Nvidia (NASDAQ:NVDA) shares jumped 5% on Friday following Intel's strong results, lifting the entire semiconductor sector.
Intel's Q1 results showed that the demand for CPUs from AI service providers surpassed expectations, with the company selling chips it had previously written off. Intel's stock skyrocketed 24% to $83, boosting its market cap above $416 billion and exceeding the dot-com bubble peak of 2000.
The growth has spread across the entire chip sector: AMD jumped 14%, while Arm surged over 13%. This growth reflects the rising market confidence that inference—the process by which AI systems respond to user queries—could bring central processors back into a more prominent role after years of graphics chips dominating AI training tasks.
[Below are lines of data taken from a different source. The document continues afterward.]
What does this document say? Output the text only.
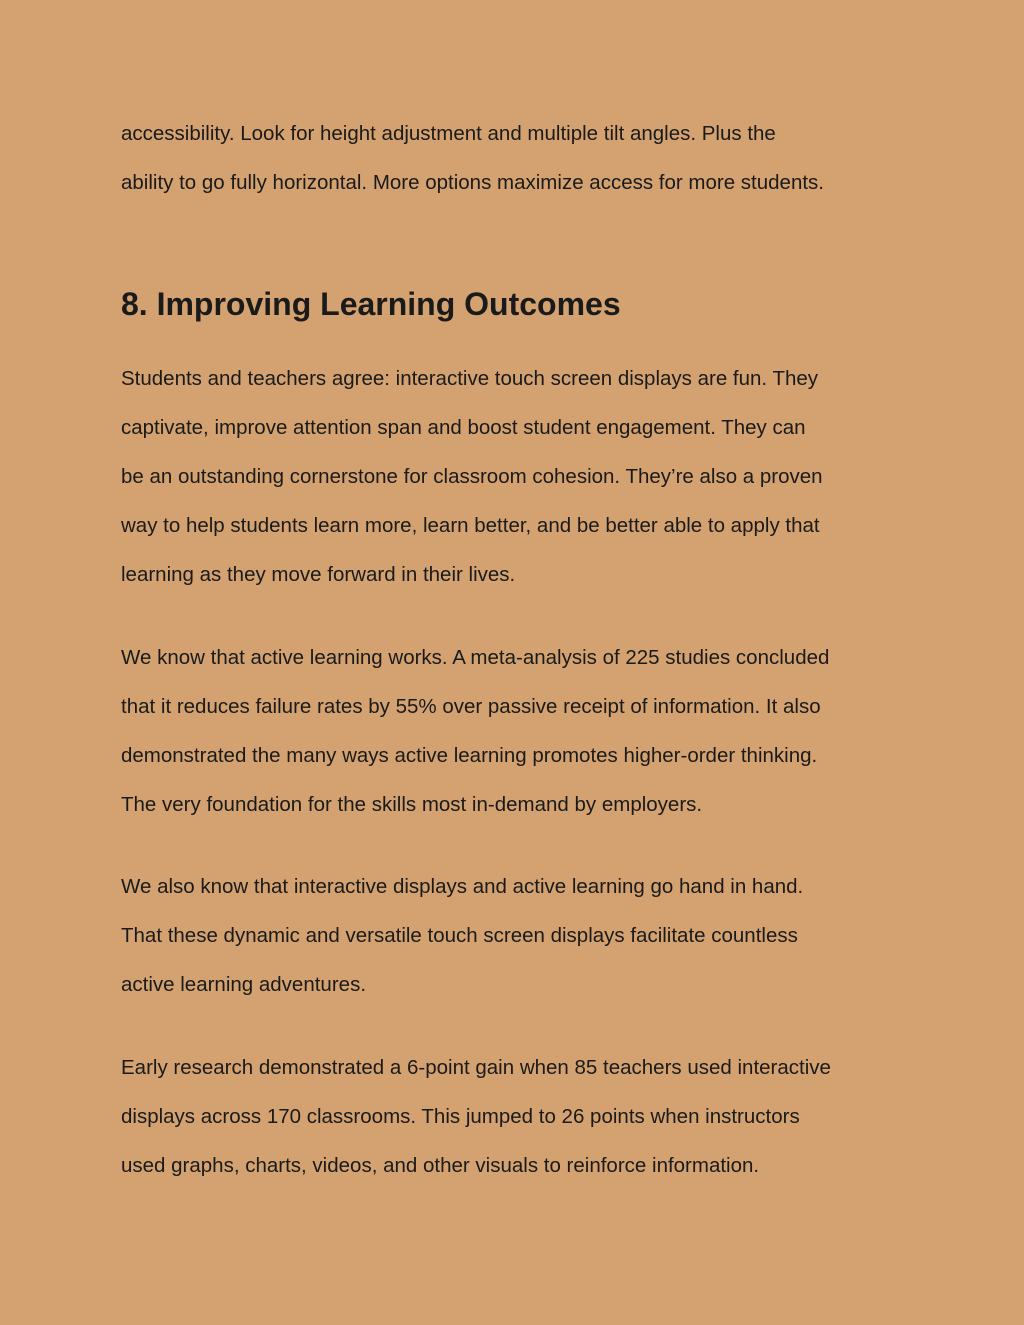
accessibility. Look for height adjustment and multiple tilt angles. Plus the
ability to go fully horizontal. More options maximize access for more students.
8. Improving Learning Outcomes
Students and teachers agree: interactive touch screen displays are fun. They
captivate, improve attention span and boost student engagement. They can
be an outstanding cornerstone for classroom cohesion. They’re also a proven
way to help students learn more, learn better, and be better able to apply that
learning as they move forward in their lives.
We know that active learning works. A meta-analysis of 225 studies concluded
that it reduces failure rates by 55% over passive receipt of information. It also
demonstrated the many ways active learning promotes higher-order thinking.
The very foundation for the skills most in-demand by employers.
We also know that interactive displays and active learning go hand in hand.
That these dynamic and versatile touch screen displays facilitate countless
active learning adventures.
Early research demonstrated a 6-point gain when 85 teachers used interactive
displays across 170 classrooms. This jumped to 26 points when instructors
used graphs, charts, videos, and other visuals to reinforce information.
Nvidia's market cap at $5 trillion made it the largest driver in dollar terms on Friday. Notably, Nvidia introduced a new central processor last month, marking a rare expansion into territory traditionally dominated by Intel and AMD.
The company launched the Grace CPU in 2023—a processor based on ARM, designed to work alongside its GPUs in the Grace Hopper and Grace Blackwell superchips to reduce bottlenecks in data processing for AI tasks.
At GTC 2026, Nvidia unveiled the Vera CPU with a custom Olympus core and spatial multithreading technology, which, according to the company, delivers twice the efficiency compared to traditional x86 processors for agent-based AI tasks.